На следующее утро я снова зашел к Смиту. Профессор жил в одном доме с преподобным мистером Келлогом, профессором английской истории в университете. Это был мужчина лет сорока, крепкий и ухоженный. Его рано постаревшая супруга была примерно того же возраста.

Роза, хорошенькая служанка, впустила меня в дом. Я искренне поблагодарил. Девушка была очаровательна, самая хорошенькая из всех девиц, кого я когда-либо видел в Лоуренсе: среднего роста, стройная, с очень милым лицом и нежной розовой кожей! Она улыбнулась мне. Очевидно, восхищение, невольно отразившееся на моем лице, доставило ей удовольствие.

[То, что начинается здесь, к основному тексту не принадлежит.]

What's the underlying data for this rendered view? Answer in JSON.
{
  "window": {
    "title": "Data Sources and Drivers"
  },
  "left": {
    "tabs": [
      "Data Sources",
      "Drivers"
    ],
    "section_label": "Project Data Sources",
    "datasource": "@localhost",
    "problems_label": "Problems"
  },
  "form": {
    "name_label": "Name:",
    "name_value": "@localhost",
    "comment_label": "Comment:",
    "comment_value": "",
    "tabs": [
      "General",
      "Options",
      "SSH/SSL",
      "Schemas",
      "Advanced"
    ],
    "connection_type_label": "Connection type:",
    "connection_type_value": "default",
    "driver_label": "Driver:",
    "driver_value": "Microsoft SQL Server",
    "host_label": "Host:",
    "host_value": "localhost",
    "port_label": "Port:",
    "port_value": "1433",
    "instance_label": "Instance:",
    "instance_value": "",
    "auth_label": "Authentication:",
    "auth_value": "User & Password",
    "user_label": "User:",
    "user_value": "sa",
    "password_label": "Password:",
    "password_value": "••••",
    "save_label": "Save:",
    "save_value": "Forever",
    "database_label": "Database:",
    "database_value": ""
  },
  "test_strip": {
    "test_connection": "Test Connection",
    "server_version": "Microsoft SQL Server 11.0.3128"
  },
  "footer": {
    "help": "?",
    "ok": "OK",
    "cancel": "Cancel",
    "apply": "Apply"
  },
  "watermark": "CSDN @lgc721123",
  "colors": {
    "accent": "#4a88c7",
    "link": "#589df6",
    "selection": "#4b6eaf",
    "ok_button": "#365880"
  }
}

Смит приобрел для меня книги: латинский и греко-английский словари, Тацита и «Воспоминания о Сократе» Ксенофонта с греческой грамматикой. Я настоял на том, чтобы он позволил мне заплатить. А потом профессор стал разъяснять. Тацита он просто хвалил за его превосходное построение текста и блистательный портрет Тиберия — «возможно, величайший исторический портрет, когда-либо написанный словами». В моей голове сразу же возник карлайлевский образ короля Эдуарда IV, но я не решился об этом сказать. Затем Смит перешел к Ксенофонту и его портрету Сократа в сравнении с портретом Платона. Я слушал во все уши, пока профессор читал отрывок из «Воспоминаний…», отмечая мелкие человеческие черты гениального философа. Я буквально заставил его перевести каждое слово из зачитанного им текста. Это был отличный урок! Про себя я решил, что, вернувшись домой, выучу всю страницу наизусть. Смит был более чем добр ко мне: он сказал, что я смогу экстерном сдать предметы начальных курсов и получить университетский диплом уже через два года. Если Вилли вернет мне хотя бы пятьсот долларов, я смогу прожить это время без забот и работы.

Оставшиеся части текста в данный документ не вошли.